For Prisma Compute, each service has its own data encryption key. After Compute receives a certificate, it uses the service's data encryption key to encrypt the certificate material before storing it in blob storage. That blob storage is encrypted at rest as well, and data encryption keys are encrypted with a master key at rest.
This gives us multiple layers of protection:
- Accessing the physical drives that store the certificates only exposes encrypted data.
- Accessing the blob storage only exposes encrypted private keys, each protected by a unique decryption key.
- Accessing the storage layer of data encryption keys only exposes encrypted key values, which are useless without the master key and access to blob storage.
That separation matters. Accessing a private key is not a matter of reading one object from one system. Keeping those pieces separate mitigates the blast radius of a single compromised system.

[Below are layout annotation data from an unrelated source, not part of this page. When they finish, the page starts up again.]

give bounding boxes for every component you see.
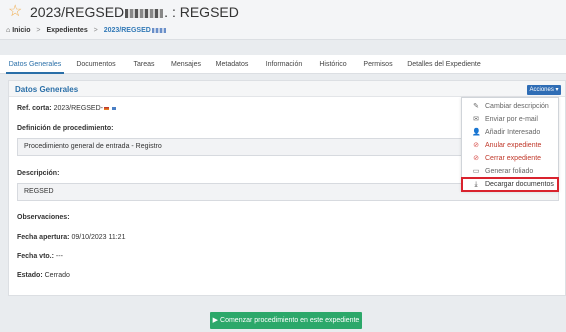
panel-title: Datos Generales [15,85,79,94]
tab-tareas[interactable]: Tareas [128,55,160,74]
breadcrumb: ⌂ Inicio > Expedientes > 2023/REGSED [6,26,166,35]
menu-item-label: Enviar por e-mail [485,116,538,123]
tab-bar: Datos Generales Documentos Tareas Mensaj… [0,55,566,74]
redacted-block [151,27,166,33]
title-prefix: 2023/REGSED [30,4,125,20]
tab-mensajes[interactable]: Mensajes [168,55,204,74]
breadcrumb-section[interactable]: Expedientes [46,27,87,34]
opening-date-value: 09/10/2023 11:21 [71,234,126,241]
start-procedure-label: Comenzar procedimiento en este expedient… [220,317,360,324]
menu-item-label: Cambiar descripción [485,103,549,110]
redacted-block [112,106,116,110]
observations-label: Observaciones: [17,213,70,222]
breadcrumb-current: 2023/REGSED [103,27,151,34]
menu-item-label: Cerrar expediente [485,155,542,162]
opening-date-label: Fecha apertura: [17,234,70,241]
tab-informacion[interactable]: Información [262,55,306,74]
actions-dropdown-menu: ✎ Cambiar descripción ✉ Enviar por e-mai… [461,97,559,192]
ref-value: 2023/REGSED- [53,105,103,112]
download-icon: ⤓ [474,181,478,188]
actions-button[interactable]: Acciones ▾ [527,85,561,95]
tab-datos-generales[interactable]: Datos Generales [6,55,64,74]
observations-label-text: Observaciones: [17,214,70,221]
ban-icon: ⊘ [473,155,479,162]
envelope-icon: ✉ [473,116,479,123]
menu-item-decargar-documentos[interactable]: ⤓ Decargar documentos [461,177,559,192]
user-plus-icon: 👤 [472,129,481,136]
file-icon: ▭ [472,168,480,175]
favorite-star-icon[interactable]: ☆ [8,4,22,20]
due-date-row: Fecha vto.: --- [17,252,63,261]
description-label: Descripción: [17,169,59,178]
due-date-label: Fecha vto.: [17,253,54,260]
tab-metadatos[interactable]: Metadatos [212,55,252,74]
redacted-block [125,8,164,18]
breadcrumb-home[interactable]: Inicio [12,27,30,34]
definition-label-text: Definición de procedimiento: [17,125,114,132]
status-row: Estado: Cerrado [17,271,70,280]
ref-row: Ref. corta: 2023/REGSED- [17,104,116,113]
breadcrumb-separator: > [36,27,41,34]
due-date-value: --- [55,253,63,260]
menu-item-anular-expediente[interactable]: ⊘ Anular expediente [462,139,558,152]
ref-label: Ref. corta: [17,105,52,112]
breadcrumb-separator: > [93,27,98,34]
menu-item-label: Generar foliado [485,168,534,175]
status-label: Estado: [17,272,43,279]
tab-historico[interactable]: Histórico [314,55,352,74]
menu-item-label: Anular expediente [485,142,542,149]
menu-item-label: Añadir Interesado [485,129,541,136]
tab-documentos[interactable]: Documentos [74,55,118,74]
page-title: 2023/REGSED . : REGSED [30,4,239,20]
menu-item-generar-foliado[interactable]: ▭ Generar foliado [462,165,558,178]
title-suffix: . : REGSED [164,4,239,20]
opening-date-row: Fecha apertura: 09/10/2023 11:21 [17,233,125,242]
menu-item-anadir-interesado[interactable]: 👤 Añadir Interesado [462,126,558,139]
menu-item-enviar-email[interactable]: ✉ Enviar por e-mail [462,113,558,126]
ban-icon: ⊘ [473,142,479,149]
page-header: ☆ 2023/REGSED . : REGSED ⌂ Inicio > Exped… [0,0,566,40]
menu-item-cambiar-descripcion[interactable]: ✎ Cambiar descripción [462,100,558,113]
definition-label: Definición de procedimiento: [17,124,113,133]
menu-item-cerrar-expediente[interactable]: ⊘ Cerrar expediente [462,152,558,165]
pencil-icon: ✎ [473,103,479,110]
panel-header: Datos Generales Acciones ▾ [9,81,565,97]
description-label-text: Descripción: [17,170,60,177]
tab-detalles[interactable]: Detalles del Expediente [404,55,484,74]
play-icon: ▶ [212,317,219,324]
start-procedure-button[interactable]: ▶ Comenzar procedimiento en este expedie… [210,312,362,329]
home-icon: ⌂ [6,27,11,34]
menu-item-label: Decargar documentos [485,181,554,188]
redacted-block [104,106,109,110]
status-value: Cerrado [44,272,70,279]
tab-permisos[interactable]: Permisos [360,55,396,74]
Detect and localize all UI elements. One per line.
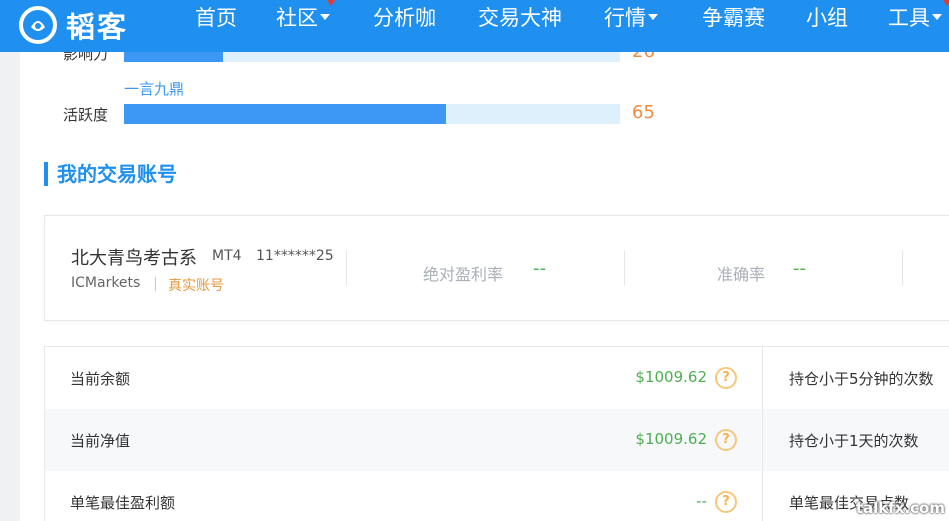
account-broker: ICMarkets xyxy=(71,275,141,291)
new-badge-icon xyxy=(327,0,335,6)
chevron-down-icon xyxy=(648,14,658,20)
account-number: 11******25 xyxy=(256,248,334,264)
absolute-return-value: -- xyxy=(533,258,546,279)
nav-item-label: 工具 xyxy=(888,6,930,30)
nav-item-contest[interactable]: 争霸赛 xyxy=(702,0,765,34)
divider xyxy=(155,277,156,291)
nav-item-label: 小组 xyxy=(806,6,848,30)
logo[interactable]: 韬客 xyxy=(18,4,128,46)
stat-label: 持仓小于1天的次数 xyxy=(789,432,919,450)
divider xyxy=(346,251,347,285)
stat-label: 当前余额 xyxy=(70,370,131,388)
nav-item-groups[interactable]: 小组 xyxy=(806,0,848,34)
logo-text: 韬客 xyxy=(66,10,129,44)
nav-item-label: 首页 xyxy=(195,6,237,30)
account-name[interactable]: 北大青鸟考古系 xyxy=(71,244,197,270)
help-icon[interactable]: ? xyxy=(715,367,737,389)
account-card[interactable]: 北大青鸟考古系 MT4 11******25 ICMarkets 真实账号 绝对… xyxy=(44,215,949,321)
accuracy-label: 准确率 xyxy=(717,265,766,284)
nav-item-top-traders[interactable]: 交易大神 xyxy=(478,0,562,34)
account-platform: MT4 xyxy=(212,248,242,264)
table-row: 单笔最佳盈利额 -- ? 单笔最佳交易点数 xyxy=(45,471,949,521)
new-badge-icon xyxy=(943,0,949,6)
watermark: talkfx.com xyxy=(855,499,945,517)
nav-item-home[interactable]: 首页 xyxy=(195,0,237,34)
accuracy-value: -- xyxy=(793,258,806,279)
logo-icon xyxy=(18,5,58,45)
help-icon[interactable]: ? xyxy=(715,429,737,451)
nav-item-market[interactable]: 行情 xyxy=(604,0,658,34)
help-icon[interactable]: ? xyxy=(715,491,737,513)
nav-item-label: 争霸赛 xyxy=(702,6,765,30)
stat-label: 当前净值 xyxy=(70,432,131,450)
stat-label: 持仓小于5分钟的次数 xyxy=(789,370,934,388)
nav-item-label: 交易大神 xyxy=(478,6,562,30)
level-title: 一言九鼎 xyxy=(124,80,185,98)
nav-item-tools[interactable]: 工具 xyxy=(888,0,942,34)
nav-item-label: 行情 xyxy=(604,6,646,30)
page: 韬客 首页 社区 分析咖 交易大神 行情 争霸赛 小组 工具 影响力 一言九鼎 … xyxy=(0,0,949,521)
section-title: 我的交易账号 xyxy=(44,162,177,186)
chevron-down-icon xyxy=(932,14,942,20)
activity-bar xyxy=(124,104,620,124)
divider xyxy=(762,347,763,521)
stat-value: $1009.62 xyxy=(635,368,707,386)
stats-table: 当前余额 $1009.62 ? 持仓小于5分钟的次数 当前净值 $1009.62… xyxy=(44,346,949,521)
table-row: 当前余额 $1009.62 ? 持仓小于5分钟的次数 xyxy=(45,347,949,409)
top-nav: 韬客 首页 社区 分析咖 交易大神 行情 争霸赛 小组 工具 xyxy=(0,0,949,52)
account-type-badge: 真实账号 xyxy=(168,278,224,294)
divider xyxy=(902,251,903,285)
table-row: 当前净值 $1009.62 ? 持仓小于1天的次数 xyxy=(45,409,949,471)
activity-value: 65 xyxy=(632,102,655,123)
nav-item-community[interactable]: 社区 xyxy=(276,0,330,34)
stat-value: -- xyxy=(696,492,707,510)
activity-bar-fill xyxy=(124,104,447,124)
chevron-down-icon xyxy=(320,14,330,20)
stat-label: 单笔最佳盈利额 xyxy=(70,494,176,512)
nav-item-label: 分析咖 xyxy=(373,6,436,30)
left-gutter xyxy=(0,0,20,521)
nav-item-label: 社区 xyxy=(276,6,318,30)
activity-label: 活跃度 xyxy=(63,106,109,124)
absolute-return-label: 绝对盈利率 xyxy=(423,265,504,284)
divider xyxy=(624,251,625,285)
nav-item-analysts[interactable]: 分析咖 xyxy=(373,0,436,34)
stat-value: $1009.62 xyxy=(635,430,707,448)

Private keys are treated as high-value secrets, and we even wrap them and other sensitive values in an envelope data structure while in application memory to mitigate unintentional exposure of the raw values. Accessing sensitive values in the application code always requires an explicit access request at the point of use.
We use this wrapper pattern so sensitive values cannot be treated like ordinary strings in application code, even at the type level. That becomes even more useful as more code is authored by agents. Secrets should not be easy to stumble into or pass around accidentally. Requiring an explicit access request forces the code path to make that decision deliberately. We recommend using this pattern for applications that handle sensitive values.
Request routing
When a request comes in for a custom domain, Prisma Compute needs to answer two questions quickly:
- Where should this request go?
- Which certificate should be used for the TLS connection?
The routing layer already needs to map the incoming domain to the correct Compute service and deployment. We can use that same path to identify the data encryption key and certificate material needed for the domain.
If the certificate is not already available locally, Compute can retrieve the encrypted certificate, decrypt it using the service's data encryption key, and use it for the connection.
Doing that lookup and decryption on every request would add unnecessary overhead, so Compute maintains an encrypted certificate cache. That lets the routing layer serve repeated traffic for the same domain without repeatedly fetching and decoding the certificate material.
The result is a flow that keeps the first setup automatic while keeping steady-state traffic efficient.
Wrapping up
Custom domains were part of the Prisma Compute launch because they are one of those features that should feel uneventful. You add the domain, create the CNAME record, and Compute handles the certificate and routing work in the background.
That simplicity depends on a fair amount of infrastructure: ACME certificate orders, http-01 challenges, encrypted certificate storage, per-service encryption keys, routing lookups, and certificate caching. The point is that most of that should stay invisible.
You bring the domain and Prisma Compute handles the pieces needed to make that domain usable with your deployment.